Would the Tory Party have avoided their messy half-hearted support for ID cards if their leader Michael Howard, a natural authoritarian, had openly debated with his Shadow Home Secretary, the ever-so-slightly-libertarian David Davis, the schemes’ merits and pitfalls?
Might the Lib Dems have avoided future trouble by trying to resolve the differences which exist between those of us who hold firm to liberal economics which place the consumer first, and those who favour a planned economy which prioritises producer interests?

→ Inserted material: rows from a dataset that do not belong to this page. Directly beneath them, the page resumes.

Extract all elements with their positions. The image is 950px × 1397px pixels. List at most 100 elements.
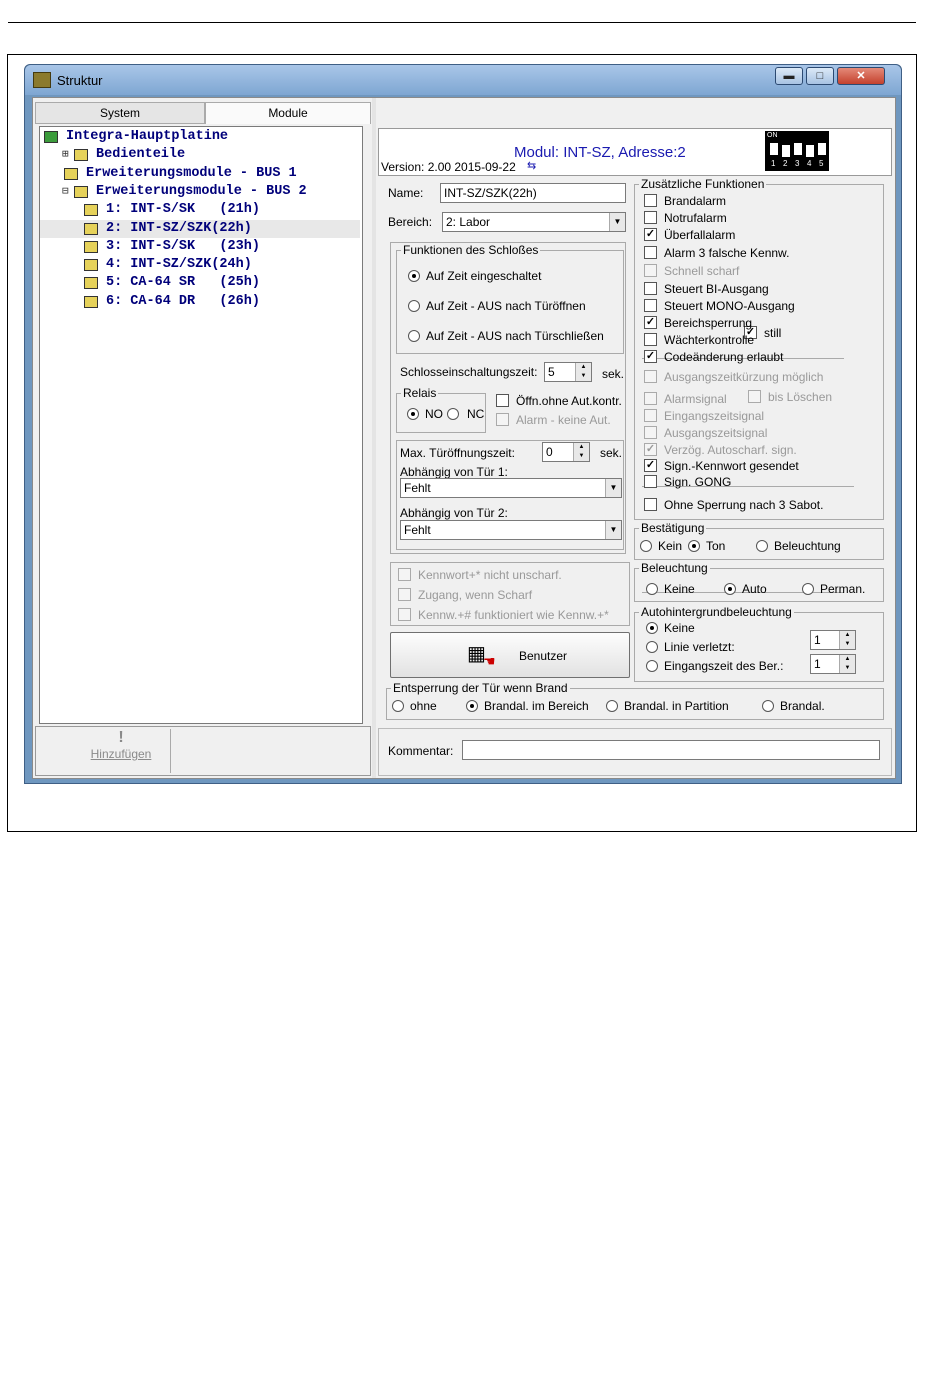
function-checkbox[interactable]: ✓ bbox=[644, 350, 657, 363]
benutzer-label: Benutzer bbox=[519, 649, 568, 663]
close-button[interactable]: ✕ bbox=[837, 67, 885, 85]
tab-system[interactable]: System bbox=[35, 102, 205, 124]
tree-item[interactable]: ⊞ Bedienteile bbox=[40, 146, 360, 164]
tree-item[interactable]: ⊟ Erweiterungsmodule - BUS 2 bbox=[40, 183, 360, 201]
dip-on-label: ON bbox=[767, 132, 778, 139]
relais-no-radio[interactable] bbox=[407, 408, 419, 420]
brand-radio[interactable] bbox=[392, 700, 404, 712]
function-checkbox[interactable]: ✓ bbox=[644, 228, 657, 241]
brand-label: Brandal. im Bereich bbox=[484, 699, 589, 713]
function-checkbox[interactable] bbox=[644, 333, 657, 346]
door2-label: Abhängig von Tür 2: bbox=[400, 506, 508, 520]
door-time-unit: sek. bbox=[600, 446, 623, 460]
relais-group: Relais NO NC bbox=[396, 386, 486, 433]
tree-item[interactable]: Erweiterungsmodule - BUS 1 bbox=[40, 165, 360, 183]
tree-item[interactable]: 1: INT-S/SK (21h) bbox=[40, 201, 360, 219]
password-option-checkbox[interactable] bbox=[398, 568, 411, 581]
function-label: Eingangszeitsignal bbox=[664, 409, 765, 423]
autobg-radio[interactable] bbox=[646, 622, 658, 634]
lock-function-radio[interactable] bbox=[408, 270, 420, 282]
password-option-checkbox[interactable] bbox=[398, 588, 411, 601]
function-label: Steuert MONO-Ausgang bbox=[664, 299, 795, 313]
relais-opt2-checkbox[interactable] bbox=[496, 413, 509, 426]
door-time-input[interactable]: 0 ▲ ▼ bbox=[542, 442, 590, 462]
function-checkbox[interactable] bbox=[644, 370, 657, 383]
lock-function-radio[interactable] bbox=[408, 330, 420, 342]
maximize-button[interactable]: □ bbox=[806, 67, 834, 85]
tree-item[interactable]: 4: INT-SZ/SZK(24h) bbox=[40, 256, 360, 274]
app-icon bbox=[33, 72, 51, 88]
beleuchtung-radio[interactable] bbox=[802, 583, 814, 595]
tab-module[interactable]: Module bbox=[205, 102, 371, 124]
function-checkbox[interactable] bbox=[644, 409, 657, 422]
expander-icon[interactable]: ⊞ bbox=[62, 146, 69, 164]
beleuchtung-radio[interactable] bbox=[724, 583, 736, 595]
bestaetigung-radio[interactable] bbox=[688, 540, 700, 552]
door-time-spinner[interactable]: ▲ ▼ bbox=[573, 443, 589, 461]
function-checkbox[interactable] bbox=[644, 475, 657, 488]
tree-item[interactable]: 5: CA-64 SR (25h) bbox=[40, 274, 360, 292]
dip-number: 3 bbox=[795, 159, 800, 168]
relais-title: Relais bbox=[401, 386, 439, 400]
bis-loeschen-checkbox[interactable] bbox=[748, 390, 761, 403]
function-checkbox[interactable] bbox=[644, 392, 657, 405]
dip-switch-lever bbox=[770, 143, 778, 155]
password-option-checkbox[interactable] bbox=[398, 608, 411, 621]
function-checkbox[interactable] bbox=[644, 426, 657, 439]
function-checkbox[interactable] bbox=[644, 299, 657, 312]
function-checkbox[interactable]: ✓ bbox=[644, 316, 657, 329]
beleuchtung-radio[interactable] bbox=[646, 583, 658, 595]
function-label: Alarmsignal bbox=[664, 392, 727, 406]
brand-radio[interactable] bbox=[606, 700, 618, 712]
function-checkbox[interactable] bbox=[644, 264, 657, 277]
additional-functions-title: Zusätzliche Funktionen bbox=[639, 177, 767, 191]
splitter[interactable] bbox=[372, 98, 376, 778]
tree-item-label: Erweiterungsmodule - BUS 2 bbox=[96, 183, 307, 199]
function-label: Sign.-Kennwort gesendet bbox=[664, 459, 799, 473]
module-tree[interactable]: Integra-Hauptplatine ⊞ Bedienteile Erweiter… bbox=[39, 126, 363, 724]
function-checkbox[interactable] bbox=[644, 282, 657, 295]
bereich-select[interactable]: 2: Labor ▼ bbox=[442, 212, 626, 232]
relais-nc-radio[interactable] bbox=[447, 408, 459, 420]
function-checkbox[interactable]: ✓ bbox=[644, 459, 657, 472]
function-checkbox[interactable] bbox=[644, 194, 657, 207]
dip-switch-lever bbox=[818, 143, 826, 155]
linie-value: 1 bbox=[814, 633, 821, 647]
eingangszeit-spinner[interactable]: ▲ ▼ bbox=[839, 655, 855, 673]
function-checkbox[interactable] bbox=[644, 211, 657, 224]
function-checkbox[interactable]: ✓ bbox=[644, 443, 657, 456]
function-checkbox[interactable] bbox=[644, 246, 657, 259]
autobg-radio[interactable] bbox=[646, 641, 658, 653]
lock-time-input[interactable]: 5 ▲ ▼ bbox=[544, 362, 592, 382]
relais-opt1-label: Öffn.ohne Aut.kontr. bbox=[516, 394, 622, 408]
tree-item[interactable]: 6: CA-64 DR (26h) bbox=[40, 293, 360, 311]
bestaetigung-radio[interactable] bbox=[640, 540, 652, 552]
brand-radio[interactable] bbox=[466, 700, 478, 712]
function-checkbox[interactable] bbox=[644, 498, 657, 511]
add-button-label: Hinzufügen bbox=[90, 747, 152, 761]
autobg-radio[interactable] bbox=[646, 660, 658, 672]
tree-item[interactable]: Integra-Hauptplatine bbox=[40, 128, 360, 146]
brand-radio[interactable] bbox=[762, 700, 774, 712]
eingangszeit-input[interactable]: 1 ▲ ▼ bbox=[810, 654, 856, 674]
linie-input[interactable]: 1 ▲ ▼ bbox=[810, 630, 856, 650]
refresh-icon[interactable]: ⇆ bbox=[527, 159, 536, 172]
bereich-label: Bereich: bbox=[388, 215, 433, 229]
struktur-window: Struktur ▬ □ ✕ System Module Integra-Hau… bbox=[24, 64, 902, 784]
lock-function-radio[interactable] bbox=[408, 300, 420, 312]
tree-item[interactable]: 3: INT-S/SK (23h) bbox=[40, 238, 360, 256]
expander-icon[interactable]: ⊟ bbox=[62, 183, 69, 201]
lock-time-spinner[interactable]: ▲ ▼ bbox=[575, 363, 591, 381]
linie-spinner[interactable]: ▲ ▼ bbox=[839, 631, 855, 649]
tree-item[interactable]: 2: INT-SZ/SZK(22h) bbox=[40, 219, 360, 238]
kommentar-input[interactable] bbox=[462, 740, 880, 760]
name-input[interactable]: INT-SZ/SZK(22h) bbox=[440, 183, 626, 203]
add-button[interactable]: ! Hinzufügen bbox=[76, 729, 166, 773]
dip-switch-lever bbox=[794, 143, 802, 155]
relais-opt1-checkbox[interactable] bbox=[496, 394, 509, 407]
door1-select[interactable]: Fehlt ▼ bbox=[400, 478, 622, 498]
minimize-button[interactable]: ▬ bbox=[775, 67, 803, 85]
door2-select[interactable]: Fehlt ▼ bbox=[400, 520, 622, 540]
bestaetigung-radio[interactable] bbox=[756, 540, 768, 552]
benutzer-button[interactable]: ▦ ☚ Benutzer bbox=[390, 632, 630, 678]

Political parties are creations of society. I don’t blame the managers and spin-doctors for running a slick media circus designed to prove everyone’s singing from the same hymn-sheet. It’s their job, and we’ve grown so accustomed to this smooth-finished politics that anything showing a slight rumple is pounced on by the media and political opponents as a cataclysmic split. Indeed, we’ve even re-designated the word ‘gaffe’ – where once it meant a social blunder (like turning up at a party without a present for the host, or refusing to attend your son and heir’s second marriage) it is now the term given to a fact which, conventional opinion holds, should remain discreetly veiled.
The impact of this bottling-up is ugly. Political parties no longer have a pressure valve – resentment against unpopular decisions can build up, especially when any questioning is deemed to be disloyal. It also explains in part, I believe, the pathetic ‘Yah! Boo!’ mud-slinging much in evidence at today’s Prime Minister’s Questions. After all, the best way of distracting attention from your own frailties is to portray your opponent as the devil incarnate. The result is that politics is imploding in on itself. And then we wonder why turn-out is down.
“You can’t handle the truth!” So shouts Col. Nathan Jessop, played by Jack Nicholson, in the film ‘A Few Good Men’. I’m too much of an optimist to hope that’s not true. But there’s only one way to find out. Just not for the next 29 days.